June is such a wonderful time of the year for summer gardening in central Oklahoma. This year, we’ve had abundant rainfall, and the temperatures have been agreeable. The herbs look their very best, and the warm-weather vegetables are coming on strong.

It is also one of the busiest times of the year for gardeners. Every day, new situations arise. Things need to be watered, weeded, inspected for bugs, treated for diseases, harvested and preserved.  Depending on how large of an area you manage, it can become overwhelming very quickly. If life gets in the way, and you miss tending to the garden for a day or two, things get out-of-hand in a hurry.

Our garden can be a lot of work, and at times I fret as if the whole garden is left to me. Long before the things are planted, I create lists of what we will grow for each season. I keep records of what we’ve grown in the past and how each variety performed.

I keep track of where we planted everything, so that we can rotate our crops. There are seed starting records, calendars and weather records. Planting season comes. Tending season comes. Harvesting season comes. Preservation season comes. It’s never ending.

As much as I love it, there are times when it just seems like it’s too much. It feels bigger than me, and I allow it to create anxiety. It is in those moments I remember that I have a safety net—my husband. Just when I think there is no way that I can do another thing, he brings in all the reinforcement! The reality is he is ALWAYS there working, too. I am not alone. When I am tired and worn down, he delivers even more.

He is stronger, wiser and is physically able to outwork me. He sees the whole farm not just one row garden or rooster. He has great vision and, at the same time, understands our limits. He’s always there to talk things through and helps me manage everything. He keeps things in balance. When things go wrong, he bears the burden, so that I don’t have to. He cares and is loving.

We each have a specific role, and both are important. As long as he is fulfilling his role and I mine, there is order, harmony and success. In our marriage and on our farm, my position is under the leadership and protection of my husband. It is to be an earthly picture of what a relationship with our Heavenly Father should look like.

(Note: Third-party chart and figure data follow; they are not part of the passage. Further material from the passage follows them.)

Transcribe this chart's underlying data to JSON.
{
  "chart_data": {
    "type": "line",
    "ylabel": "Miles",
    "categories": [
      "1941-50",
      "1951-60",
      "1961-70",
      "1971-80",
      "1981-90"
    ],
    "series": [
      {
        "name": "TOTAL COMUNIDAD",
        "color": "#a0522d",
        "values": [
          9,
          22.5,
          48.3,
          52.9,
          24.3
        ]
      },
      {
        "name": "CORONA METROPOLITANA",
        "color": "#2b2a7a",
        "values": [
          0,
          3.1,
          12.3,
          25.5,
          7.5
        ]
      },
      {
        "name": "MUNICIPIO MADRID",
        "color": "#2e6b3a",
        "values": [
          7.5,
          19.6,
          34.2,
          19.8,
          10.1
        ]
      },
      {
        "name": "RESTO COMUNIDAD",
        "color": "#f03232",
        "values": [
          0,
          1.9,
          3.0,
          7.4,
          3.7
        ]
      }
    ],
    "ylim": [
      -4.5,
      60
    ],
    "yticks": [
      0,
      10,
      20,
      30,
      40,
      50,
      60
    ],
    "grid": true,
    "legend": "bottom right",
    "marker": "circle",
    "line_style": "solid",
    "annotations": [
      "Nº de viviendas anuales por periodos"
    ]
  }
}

The great C. H. Spurgeon once said, “Supposing Him to be the gardener. . .  You know the “Him” to whom we refer, the ever-blessed Son of God, whom Mary Magdalene in our text mistook for the gardener. . . You see it is yours to work under the Lord Jesus; but it is not yours to take the anxiety of His office into your souls as though you were to bear His burdens. The undergardener, the workman in the garden, needs not fret about the whole garden as though it were all left to him.”

Because our Heavenly Father loves us and cares about us, He is a God of order and of roles not of chaos and confusion. This structure is good, and it creates security, peace, rest and success. The world would have us believe that roles are for switching and that rules are for breaking. Its system tells us that we should trust our own feelings, take control and become our own god – little “g.”

God tells us that from the beginning He was and is and is to come! He is the same yesterday, today and forever. He is in full control, and He loves us. We are to trust Him and His word. And we are to seek His help, so that we live out our role. Jesus was not the mistaken gardener. He was and is God the Son!

“Jesus said to her, ‘Woman, why are you weeping? Whom are you seeking?’ thinking that He was the gardener, she said to Him, ‘Sir, if you have carried Him away, tell me where you put Him, and I will take Him away’” (John 20:15).